Inside World Trade: Blending Command and Chaos into Supply Chain Management

Recently I was invited to speak to a top-tier conference organized by one of the sector’s premier supply chain research consultancies. The audience was blue chip executives contemplating or already engaged in international supply chain initiatives.

No need to preach to the converted here, so I chose a contrarian route. Rather than celebrate the virtues of international value chains, I thought it helpful to suggest reasons why they’re dangerous. Risk management, of course, is at the top of everybody’s priority list these days (see our coverage in the November issue of World Trade, “Security on Steroids”).

It wasn’t the litany of usual suspects-terrorists, natural disasters, pandemics-I wanted to discuss. Instead, I suggested that the very success of the emerging supply chain model is beginning to pose fundamental challenges to the capacity of managers to manage it. Why? Because the ‘command-and-control’ style of executive leadership that continues to characterize the governance of most organizations is ill-suited for the continually reconfiguring networks of autonomous but interdependent enterprises that is the evolving architecture of  best-in-class supply chains.

If the typical organization of corporate enterprise can be thought of as ‘left brain’ (favoring a mind-set that is analytical, hierarchical, empirical and sequential), networks of free agents entail more ‘right brain’ approaches (pattern recognition, lateral connections, intuitive decision making, simultaneity). Before dismissing this as new age granola, consider the challenge facing tech designers charged with creating IT platforms for this next generation of supply chains. Optimization functions-the stuff of ERP et al.-work fine within the four walls of a single enterprise; they don’t do so well when it comes to multi-dimensional networks where the interests of the different parties are not always consistent or in synch.

The brightest minds writing supply chain software code-universally regarded as the next big thing-are banging their heads against this problem. More than a few are beginning to think that they may be in need of a new paradigm, one that supports logarithms able to operate in the interstices where the nodes of different enterprises intersect. Accomplishing this, according to my sources, will be no small feat-akin to blending systems engineering with chaos theory.

In the interim, supply chains are only going to grow more complex and diffuse; trade-off decisions will be increasingly more complicated as IT-enabled choice-making becomes more problematic. It will take astute managers. And, it’s going to take even more astute C-level leadership to build corporate environments capable of nurturing those decisions (some of which are likely to be unpopular).

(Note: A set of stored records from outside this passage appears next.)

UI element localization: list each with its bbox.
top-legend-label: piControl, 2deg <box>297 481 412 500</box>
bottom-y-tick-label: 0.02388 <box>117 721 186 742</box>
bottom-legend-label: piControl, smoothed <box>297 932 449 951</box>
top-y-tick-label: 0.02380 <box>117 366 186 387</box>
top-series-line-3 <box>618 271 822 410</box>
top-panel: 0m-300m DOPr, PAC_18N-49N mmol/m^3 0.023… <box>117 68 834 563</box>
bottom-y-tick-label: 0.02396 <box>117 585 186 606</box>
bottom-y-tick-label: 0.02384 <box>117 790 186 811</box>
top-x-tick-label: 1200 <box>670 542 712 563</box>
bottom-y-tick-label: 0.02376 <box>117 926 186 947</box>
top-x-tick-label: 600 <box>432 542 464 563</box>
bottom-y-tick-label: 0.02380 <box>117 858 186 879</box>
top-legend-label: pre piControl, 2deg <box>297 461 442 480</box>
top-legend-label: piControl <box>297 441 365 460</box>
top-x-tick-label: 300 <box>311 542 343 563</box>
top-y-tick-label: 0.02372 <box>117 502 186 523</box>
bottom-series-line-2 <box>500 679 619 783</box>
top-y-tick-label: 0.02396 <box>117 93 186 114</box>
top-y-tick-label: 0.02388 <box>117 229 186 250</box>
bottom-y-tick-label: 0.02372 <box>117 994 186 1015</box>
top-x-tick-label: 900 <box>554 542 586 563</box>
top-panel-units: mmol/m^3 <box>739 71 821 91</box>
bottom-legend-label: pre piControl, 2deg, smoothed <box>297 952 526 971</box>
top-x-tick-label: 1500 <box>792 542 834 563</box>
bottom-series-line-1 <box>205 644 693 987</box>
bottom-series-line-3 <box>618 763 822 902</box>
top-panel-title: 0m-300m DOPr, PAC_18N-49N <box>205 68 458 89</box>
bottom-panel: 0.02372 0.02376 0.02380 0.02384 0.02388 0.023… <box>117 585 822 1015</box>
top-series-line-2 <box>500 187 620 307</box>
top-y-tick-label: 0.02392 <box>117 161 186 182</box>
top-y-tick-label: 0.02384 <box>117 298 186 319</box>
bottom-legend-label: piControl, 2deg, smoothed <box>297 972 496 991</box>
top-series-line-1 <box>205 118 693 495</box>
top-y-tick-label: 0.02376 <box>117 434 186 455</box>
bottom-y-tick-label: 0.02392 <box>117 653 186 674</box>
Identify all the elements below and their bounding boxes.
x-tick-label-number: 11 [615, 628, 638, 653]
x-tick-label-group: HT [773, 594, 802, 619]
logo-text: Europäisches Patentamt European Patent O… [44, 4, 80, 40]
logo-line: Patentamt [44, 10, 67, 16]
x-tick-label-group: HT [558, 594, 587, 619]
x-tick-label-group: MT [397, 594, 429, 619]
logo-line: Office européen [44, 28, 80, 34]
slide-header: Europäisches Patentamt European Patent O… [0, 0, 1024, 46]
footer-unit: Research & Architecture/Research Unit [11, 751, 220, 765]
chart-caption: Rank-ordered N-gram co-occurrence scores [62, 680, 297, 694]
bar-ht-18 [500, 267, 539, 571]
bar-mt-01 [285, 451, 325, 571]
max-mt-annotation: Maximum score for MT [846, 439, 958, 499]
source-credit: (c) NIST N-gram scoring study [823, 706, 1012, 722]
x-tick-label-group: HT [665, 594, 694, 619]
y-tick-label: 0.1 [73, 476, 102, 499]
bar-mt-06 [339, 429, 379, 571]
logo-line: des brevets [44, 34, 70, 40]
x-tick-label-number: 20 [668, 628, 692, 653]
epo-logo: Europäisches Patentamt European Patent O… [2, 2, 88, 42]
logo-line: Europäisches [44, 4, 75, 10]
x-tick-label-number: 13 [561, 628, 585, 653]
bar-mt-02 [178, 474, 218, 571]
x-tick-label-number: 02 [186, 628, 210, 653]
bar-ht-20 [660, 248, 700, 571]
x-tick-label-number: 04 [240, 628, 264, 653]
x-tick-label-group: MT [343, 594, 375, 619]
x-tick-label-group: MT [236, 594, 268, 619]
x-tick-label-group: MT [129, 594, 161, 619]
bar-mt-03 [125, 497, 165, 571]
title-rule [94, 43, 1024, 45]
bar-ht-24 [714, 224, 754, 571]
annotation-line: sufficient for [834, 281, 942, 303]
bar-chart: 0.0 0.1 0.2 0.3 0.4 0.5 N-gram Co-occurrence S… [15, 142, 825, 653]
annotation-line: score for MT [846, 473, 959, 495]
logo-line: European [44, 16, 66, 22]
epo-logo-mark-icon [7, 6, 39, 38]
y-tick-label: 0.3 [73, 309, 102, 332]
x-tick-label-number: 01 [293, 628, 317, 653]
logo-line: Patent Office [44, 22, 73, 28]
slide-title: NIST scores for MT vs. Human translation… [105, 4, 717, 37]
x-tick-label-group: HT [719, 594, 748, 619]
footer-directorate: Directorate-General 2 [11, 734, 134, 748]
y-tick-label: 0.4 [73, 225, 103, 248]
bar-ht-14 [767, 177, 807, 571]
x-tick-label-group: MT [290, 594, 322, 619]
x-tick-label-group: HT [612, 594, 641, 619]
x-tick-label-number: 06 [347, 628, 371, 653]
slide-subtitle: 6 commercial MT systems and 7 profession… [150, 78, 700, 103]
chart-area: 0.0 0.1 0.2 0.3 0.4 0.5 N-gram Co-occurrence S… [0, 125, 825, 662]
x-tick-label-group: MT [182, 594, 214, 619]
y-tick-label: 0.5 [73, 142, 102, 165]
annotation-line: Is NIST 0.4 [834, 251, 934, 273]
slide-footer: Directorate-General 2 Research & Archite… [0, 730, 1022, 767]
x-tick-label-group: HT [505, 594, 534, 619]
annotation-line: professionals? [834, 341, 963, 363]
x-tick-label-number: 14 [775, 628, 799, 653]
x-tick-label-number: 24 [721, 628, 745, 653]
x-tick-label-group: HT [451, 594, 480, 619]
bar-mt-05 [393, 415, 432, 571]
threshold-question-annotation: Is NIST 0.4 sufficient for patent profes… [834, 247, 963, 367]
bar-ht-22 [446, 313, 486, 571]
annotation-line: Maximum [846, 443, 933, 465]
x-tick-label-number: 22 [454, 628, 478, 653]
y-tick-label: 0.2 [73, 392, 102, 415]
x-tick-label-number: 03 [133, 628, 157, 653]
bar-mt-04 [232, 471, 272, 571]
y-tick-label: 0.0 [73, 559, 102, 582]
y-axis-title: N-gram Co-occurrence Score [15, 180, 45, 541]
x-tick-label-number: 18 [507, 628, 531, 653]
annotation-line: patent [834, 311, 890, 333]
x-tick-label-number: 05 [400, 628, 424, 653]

Everybody agrees that the toughest thing about rewiring an organization is transforming the culture. Nowhere is this truer than when it comes to making the enterprise supply chain centric. But the forces driving outsourcing and contract manufacturing-the pressure to clean up your balance sheet and leverage off somebody else’s assets-are only going to increase. Financial markets are already mandating this. There is no alternative.

December is our annual “Crystal Ball” issue where we ask experts in various aspects of the global supply chain to tell us the changes they expect in the coming year. When it comes to the global supply chain, the only certainty is change.